L’alarme incendie du bâtiment s’est déclenchée vers plus ou moins six heures de l'après-midi. J'ai regardé par la fenêtre et j'ai vu de la fumée monter jusqu'au sommet de l'enceinte du bâtiment.
Pendant ce temps, d'autres collègues, qui étaient plus proches de la zone où l'incendie s'est déclaré, se sont précipités dehors pour voir ce qu’il se passait. Les buissons, l’herbe et tout ce qui se trouvait à l’extérieur brûlait. Le feu commençait à se propager à l'intérieur de l'enceinte jusqu'à nos bâtiments. Pendant que mes collègues éteignaient le feu, des jeunes leurs lançaient des pierres et toutes sortes de projectiles. Notre directeur et celui de la région Cisjordanie, ainsi que d’autres salariés, ont essayé d’éteindre le feu avec des extincteurs et un tuyau d’arrosage.
Un deuxième incendie s'est déclaré de l'autre côté de l'enceinte. Ce second départ de feu se trouvait à l'extérieur de la clôture, qui est très proche de notre station-service interne. Vu l’attitude des jeunes autour de nos locaux, je pense que ce sont eux qui ont déclenché le second incendie. Si le feu avait atteint notre dépôt d’essence, les conséquences auraient pu être dramatiques pour nous et l’ensemble du quartier. Je ne sais pas comment ils ont déclenché le feu, tout le monde était occupé à éteindre les flammes, nous n’avons pas eu le temps de comprendre comment cela s’est passé.
Pour Jonathan Fowler, les services de sécurité israéliens ont mis beaucoup de temps à intervenir :
Les pompiers sont finalement arrivés et ont éteint le feu. Nous avons appelé la police mais elle est intervenue très tard alors que nous l’avions déjà appelée plusieurs fois avant qu’elle n’arrive. Compte tenu de la lenteur de la réaction des forces de l'ordre, cet événement ne présage rien de bon pour la suite.
Heureusement, il n'y a pas eu de dégâts humains mis à part notre directeur et d’autres personnes qui ont inhalé beaucoup de fumée au moment d’éteindre le feu. Les dégâts matériels auraient pu être également beaucoup plus graves. Mais là aussi, nous avons eu de la chance : le feu n’a pas atteint les bâtiments, mais je ressens beaucoup de frustration.
Pour le porte-parole de l’Unrwa, ce n’est pas la première fois que le siège était visé par des manifestations contre l’action de l’organe des Nations unies :
Nous avons déjà eu une manifestation violente devant nos locaux mardi [...]. Les personnes du rassemblement devant notre enceinte étaient principalement des jeunes qui pourraient appartenir à un mouvement de colons, même si nous ne pouvons pas attribuer ce qu’il s’est passé à un mouvement en particulier.

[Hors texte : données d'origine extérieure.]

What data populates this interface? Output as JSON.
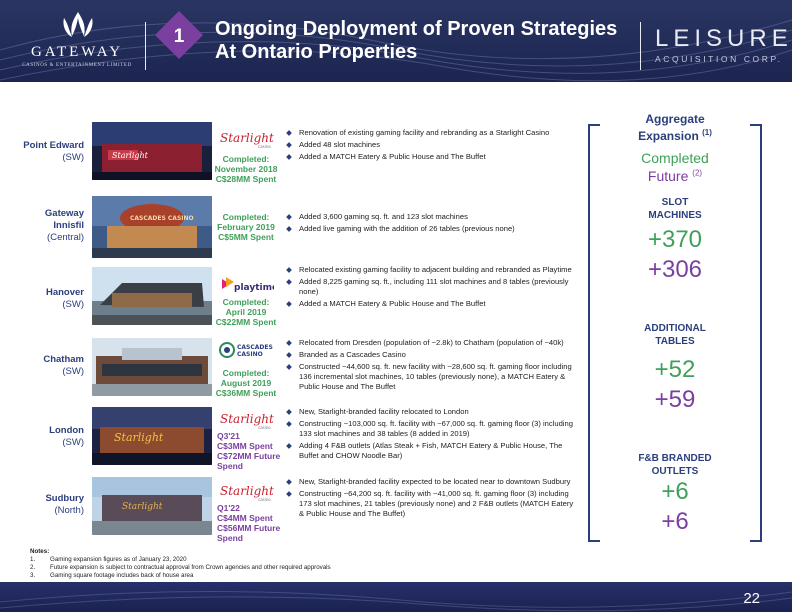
{
  "header": {
    "gateway": {
      "name": "GATEWAY",
      "sub": "CASINOS & ENTERTAINMENT LIMITED"
    },
    "section_number": "1",
    "title_line1": "Ongoing Deployment of Proven Strategies",
    "title_line2": "At Ontario Properties",
    "leisure": {
      "name": "LEISURE",
      "sub": "ACQUISITION CORP."
    }
  },
  "properties": [
    {
      "location": "Point Edward",
      "region": "(SW)",
      "brand": "Starlight Casino",
      "status": [
        "Completed:",
        "November 2018",
        "C$28MM Spent"
      ],
      "status_color": "#3fa05a",
      "bullets": [
        "Renovation of existing gaming facility and rebranding as a Starlight Casino",
        "Added 48 slot machines",
        "Added a MATCH Eatery & Public House and The Buffet"
      ]
    },
    {
      "location": "Gateway Innisfil",
      "region": "(Central)",
      "brand": "",
      "status": [
        "Completed:",
        "February 2019",
        "C$5MM Spent"
      ],
      "status_color": "#3fa05a",
      "bullets": [
        "Added 3,600 gaming sq. ft. and 123 slot machines",
        "Added live gaming with the addition of 26 tables (previous none)"
      ]
    },
    {
      "location": "Hanover",
      "region": "(SW)",
      "brand": "playtime",
      "status": [
        "Completed:",
        "April 2019",
        "C$22MM Spent"
      ],
      "status_color": "#3fa05a",
      "bullets": [
        "Relocated existing gaming facility to adjacent building and rebranded as Playtime",
        "Added 8,225 gaming sq. ft., including 111 slot machines and 8 tables (previously none)",
        "Added a MATCH Eatery & Public House and The Buffet"
      ]
    },
    {
      "location": "Chatham",
      "region": "(SW)",
      "brand": "CASCADES CASINO",
      "status": [
        "Completed:",
        "August 2019",
        "C$36MM Spent"
      ],
      "status_color": "#3fa05a",
      "bullets": [
        "Relocated from Dresden (population of ~2.8k) to Chatham (population of ~40k)",
        "Branded as a Cascades Casino",
        "Constructed ~44,600 sq. ft. new facility with ~28,600 sq. ft. gaming floor including 136 incremental slot machines, 10 tables (previously none), a MATCH Eatery & Public House and The Buffet"
      ]
    },
    {
      "location": "London",
      "region": "(SW)",
      "brand": "Starlight Casino",
      "status": [
        "Q3'21",
        "C$3MM Spent",
        "C$72MM Future",
        "Spend"
      ],
      "status_color": "#7b3fa0",
      "bullets": [
        "New, Starlight-branded facility relocated to London",
        "Constructing ~103,000 sq. ft. facility with ~67,000 sq. ft. gaming floor (3) including 133 slot machines and 38 tables (8 added in 2019)",
        "Adding 4 F&B outlets (Atlas Steak + Fish, MATCH Eatery & Public House, The Buffet and CHOW Noodle Bar)"
      ]
    },
    {
      "location": "Sudbury",
      "region": "(North)",
      "brand": "Starlight Casino",
      "status": [
        "Q1'22",
        "C$4MM Spent",
        "C$56MM Future",
        "Spend"
      ],
      "status_color": "#7b3fa0",
      "bullets": [
        "New, Starlight-branded facility expected to be located near to downtown Sudbury",
        "Constructing ~64,200 sq. ft. facility with ~41,000 sq. ft. gaming floor (3) including 173 slot machines, 21 tables (previously none) and 2 F&B outlets (MATCH Eatery & Public House and The Buffet)"
      ]
    }
  ],
  "aggregate": {
    "title_line1": "Aggregate",
    "title_line2": "Expansion",
    "title_sup": "(1)",
    "completed_label": "Completed",
    "future_label": "Future",
    "future_sup": "(2)",
    "slot_label": [
      "SLOT",
      "MACHINES"
    ],
    "slot_completed": "+370",
    "slot_future": "+306",
    "tables_label": [
      "ADDITIONAL",
      "TABLES"
    ],
    "tables_completed": "+52",
    "tables_future": "+59",
    "fb_label": [
      "F&B BRANDED",
      "OUTLETS"
    ],
    "fb_completed": "+6",
    "fb_future": "+6"
  },
  "notes": {
    "heading": "Notes:",
    "items": [
      {
        "n": "1.",
        "text": "Gaming expansion figures as of January 23, 2020"
      },
      {
        "n": "2.",
        "text": "Future expansion is subject to contractual approval from Crown agencies and other required approvals"
      },
      {
        "n": "3.",
        "text": "Gaming square footage includes back of house area"
      }
    ]
  },
  "page_number": "22",
  "colors": {
    "navy": "#2b3f7d",
    "green": "#3fa05a",
    "purple": "#7b3fa0",
    "header": "#1c2550"
  }
}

Il y a fréquemment des colons et des nationalistes israéliens qui manifestent devant nos locaux. Démographiquement, les communautés de colons sont très présentes dans la zone dans laquelle est situé notre siège.

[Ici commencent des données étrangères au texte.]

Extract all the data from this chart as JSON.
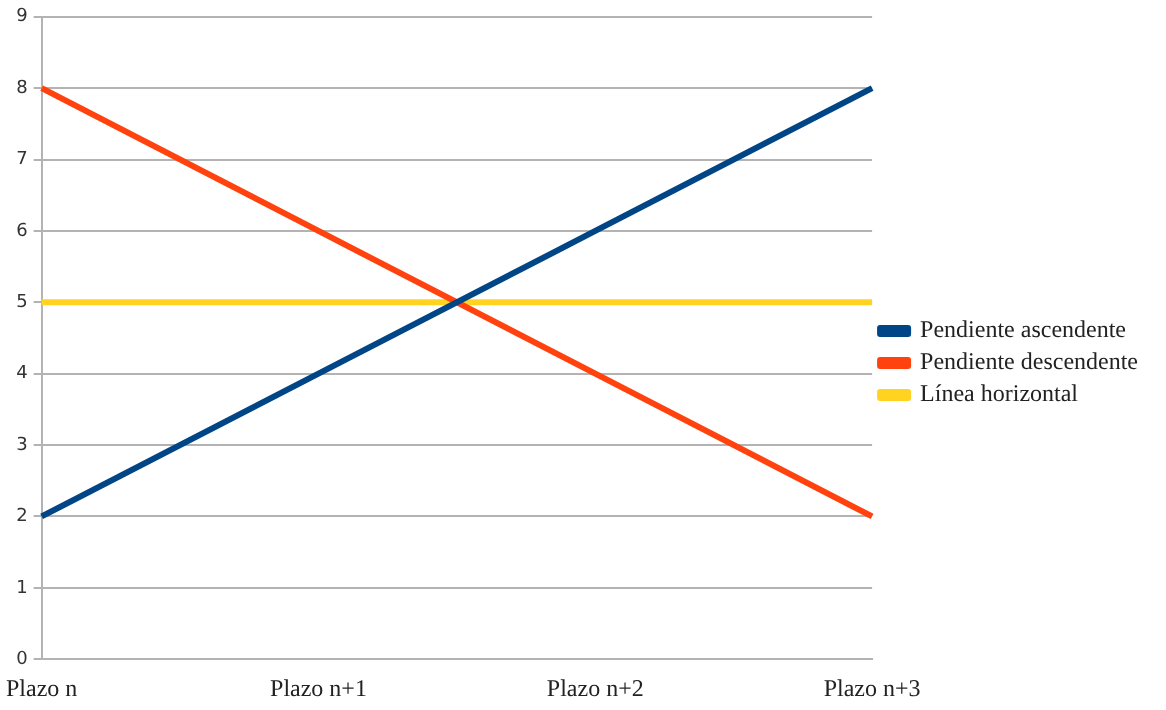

Pour lui, cette attaque se produit dans le contexte plus large de harcèlement des salariés de l’Unrwa :
"Nous avons fait une plainte auprès de la police et du ministère des Affaires étrangères. Mais vous savez, nous avions déjà fait plusieurs demandes auprès des autorités pour d’autres choses. Cet incident ne fait que s‘ajouter aux autres [...]. Nos locaux ont déjà été attaqués à Gaza et notre personnel se fait harceler en Cisjordanie. Maintenant, ces comportements à notre égard arrivent à Jérusalem.

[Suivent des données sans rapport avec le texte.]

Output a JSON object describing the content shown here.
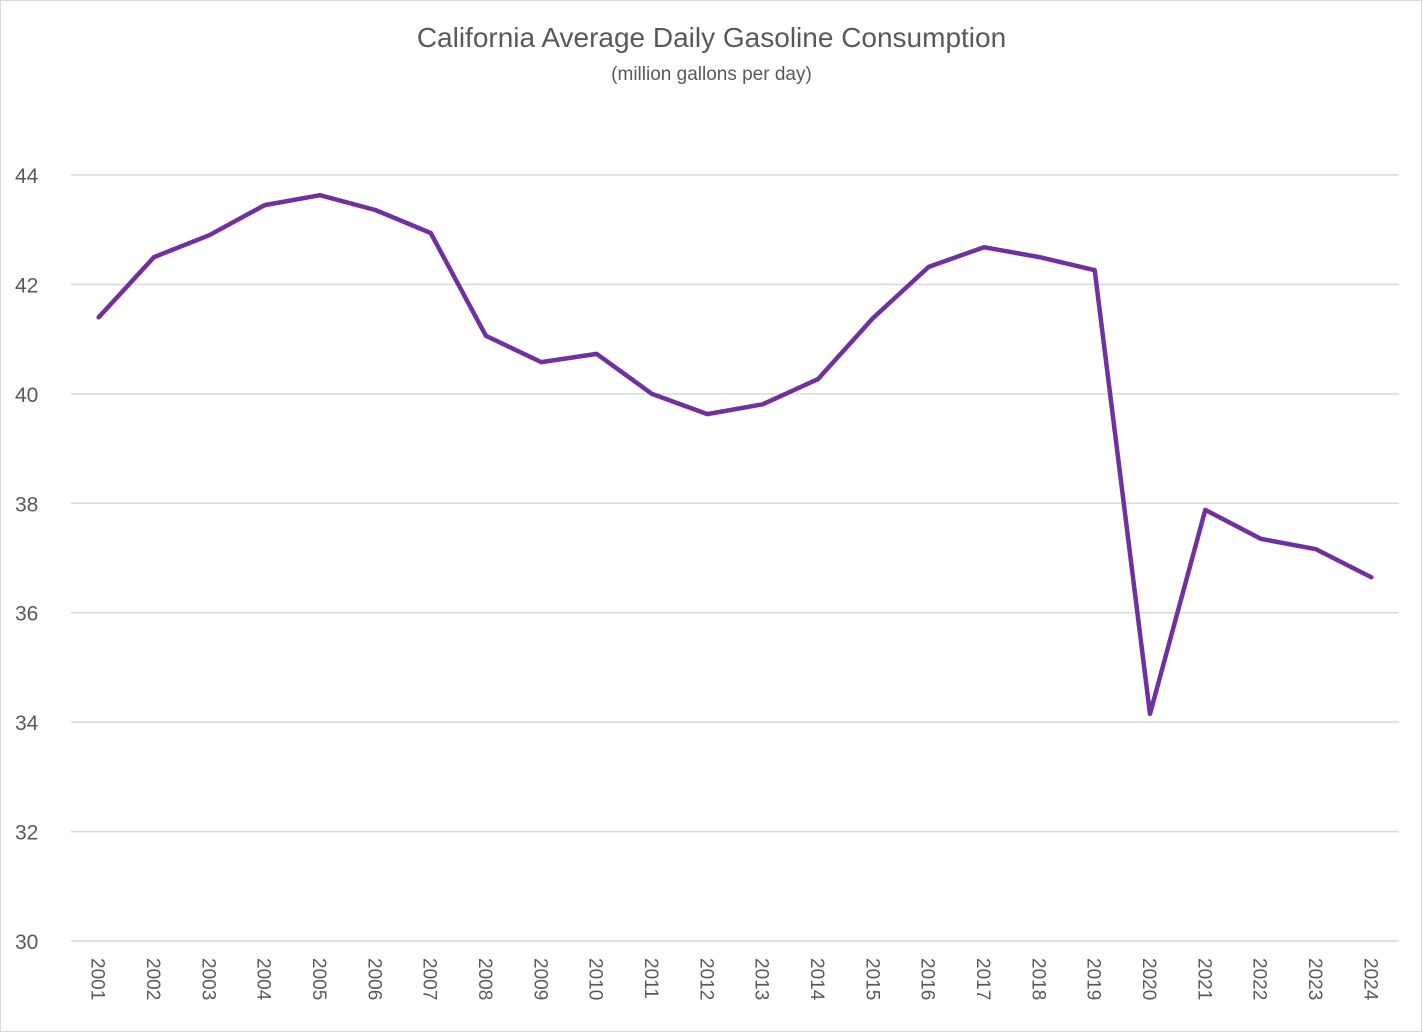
{
  "chart_data": {
    "type": "line",
    "title": "California Average Daily Gasoline Consumption",
    "subtitle": "(million gallons per day)",
    "xlabel": "",
    "ylabel": "",
    "ylim": [
      30,
      44
    ],
    "yticks": [
      30,
      32,
      34,
      36,
      38,
      40,
      42,
      44
    ],
    "grid": true,
    "legend": "none",
    "categories": [
      "2001",
      "2002",
      "2003",
      "2004",
      "2005",
      "2006",
      "2007",
      "2008",
      "2009",
      "2010",
      "2011",
      "2012",
      "2013",
      "2014",
      "2015",
      "2016",
      "2017",
      "2018",
      "2019",
      "2020",
      "2021",
      "2022",
      "2023",
      "2024"
    ],
    "series": [
      {
        "name": "California Average Daily Gasoline Consumption",
        "color": "#7030A0",
        "values": [
          41.4,
          42.5,
          42.9,
          43.45,
          43.63,
          43.36,
          42.94,
          41.06,
          40.58,
          40.73,
          40.0,
          39.63,
          39.81,
          40.27,
          41.39,
          42.32,
          42.68,
          42.5,
          42.26,
          34.15,
          37.88,
          37.35,
          37.16,
          36.65
        ]
      }
    ]
  },
  "colors": {
    "text": "#595959",
    "grid": "#d9d9d9",
    "border": "#d9d9d9"
  }
}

Cet incident est symptomatique de la détérioration des relations entre Israël – dont une partie de sa population – et l’ONU. Jonathan Fowler dit craindre le pire : "La question des réfugiés palestiniens n’existe que parce que l’Unrwa existe. Si nous ne pouvons plus travailler, la situation va devenir très complexe pour eux."